I slept outside the walls of Pribram that night, for the first time in years, rolled up in a heavy new cloak that hung down low and almost covered where my leg was gone.  By the end of the next day after, I was out of the okrug for the first time in just as long, and curled up in the roots of a tree on the road to Podebrad.  And the next morning after that, I was standing in the shadow of the crossroads, as a young man came up, tugging and dragging a dry cow to the butcher's knife.  "Good morning, my son," I said to him, the cloak still down to shade my eyes.  "And aren't you having trouble with that cow?  Why don't you trade her here, and have an easier walk home?"
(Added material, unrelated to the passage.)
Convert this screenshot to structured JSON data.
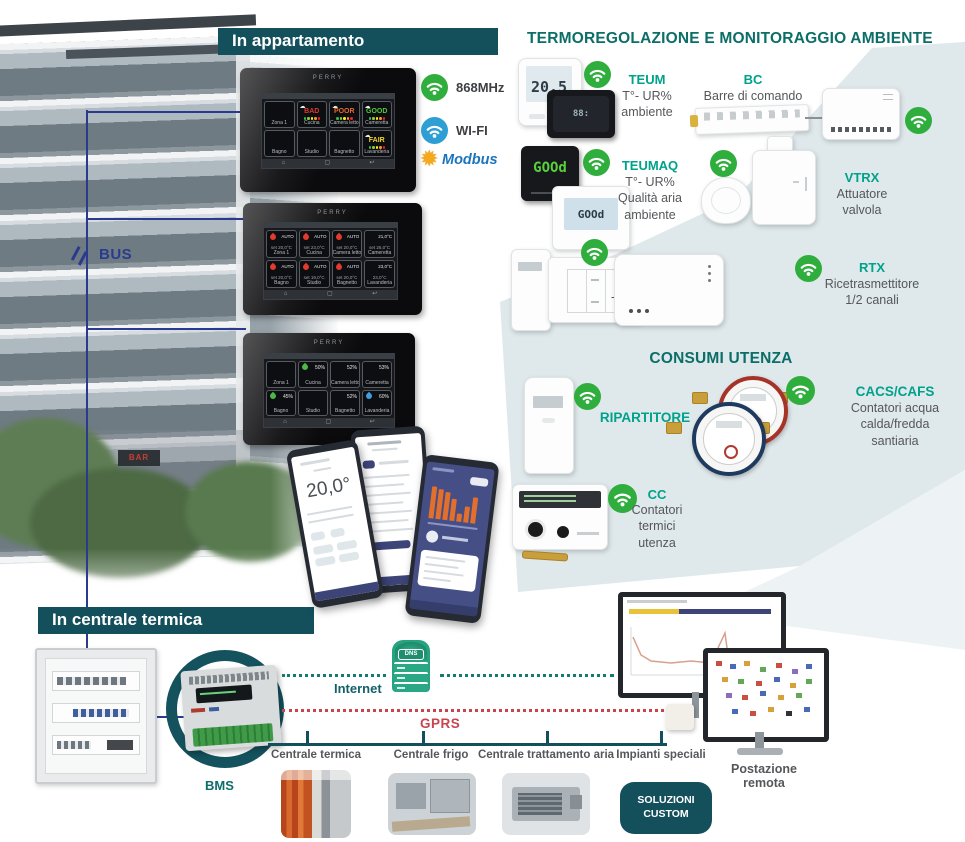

The boy stopped, his brows dark, his cow snorting and puffing, tossing her head at the rope.  "Trade here?" he asked.  "For what?"
"Beans," I said, stepping in, the crutch close at my side in place of the leg that was gone, "but not just any beans: magic beans, that won't grow for just anyone – and where they'll take you it's not just anyone who can go there."  I opened my hand under his gaze, the three beans shining in it sky-blue and spotted-silver and deep bloodstone red, a rainbow reaching down out of the stories to a muddy crossroads, and I saw his eyes bulge out wide, that one like him might have the chance to be a hero.